Lessons in Crypto Arbitrage: NAV Coin

By July 7, 2016Bitcoin Business

Arbitrage has never been simple. At first glance, it seems like a simple task—buy on one exchange, sell on another—but fees prevent the gap from completely closing, and delays in the deposit/withdrawal process can lead to losses in changing market conditions.

Traditionally, traders needed vast amounts of liquid capital to do this effectively, but cryptocurrency has changed that to a degree. With vastly reduced transaction fees and times, they can be more easily moved across exchanges, making for a more even market. At the same time, their revolutionary nature leads to unique new problems for traders to learn to profit from.

NAV Coin is one of the best examples of this. They call themselves the first “fully anonymous cryptocurrency,” and have an integrated network of servers one can optionally use to mask their identity on the network. While I haven’t researched enough to verify if those servers are double encrypted and run on blockchain technology as claimed, one claim is certainly true: they are (or were) a dark horse.

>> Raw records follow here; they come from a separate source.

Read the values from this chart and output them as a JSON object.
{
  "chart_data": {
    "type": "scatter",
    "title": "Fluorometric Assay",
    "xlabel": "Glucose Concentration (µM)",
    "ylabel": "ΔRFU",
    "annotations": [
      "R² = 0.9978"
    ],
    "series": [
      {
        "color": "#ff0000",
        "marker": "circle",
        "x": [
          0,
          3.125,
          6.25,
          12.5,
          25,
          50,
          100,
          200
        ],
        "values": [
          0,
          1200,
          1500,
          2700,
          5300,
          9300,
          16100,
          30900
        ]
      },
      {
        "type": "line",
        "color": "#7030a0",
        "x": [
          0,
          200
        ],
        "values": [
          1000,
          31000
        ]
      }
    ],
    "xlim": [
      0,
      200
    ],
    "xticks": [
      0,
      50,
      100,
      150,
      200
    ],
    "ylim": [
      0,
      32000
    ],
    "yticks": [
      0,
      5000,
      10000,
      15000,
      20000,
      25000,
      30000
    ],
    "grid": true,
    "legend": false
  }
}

That changed in April of this year with an announcement on bitcointalk.org , which stated that NAV Coin was being upgraded to include deterministic wallets, passphrase-protected private keys, block size changes, and in-wallet messages, trading via Bittrex and a block explorer. Instead of hard forking their blockchain, they decided to start from a new genesis block with the same recorded balances to save development time.

As a result, NAV holders must manually swap their old coins (NAV 1) for new ones (NAV 2), a secure process initially facilitated by the Bittrex exchange and now explained here . Altcoin investors reacted positively to the news, and the price steadily climbed until July 1st, when it skyrocketed as a result of a press release on CoinDesk. On Poloniex , the price reached over 16,000 satoshis.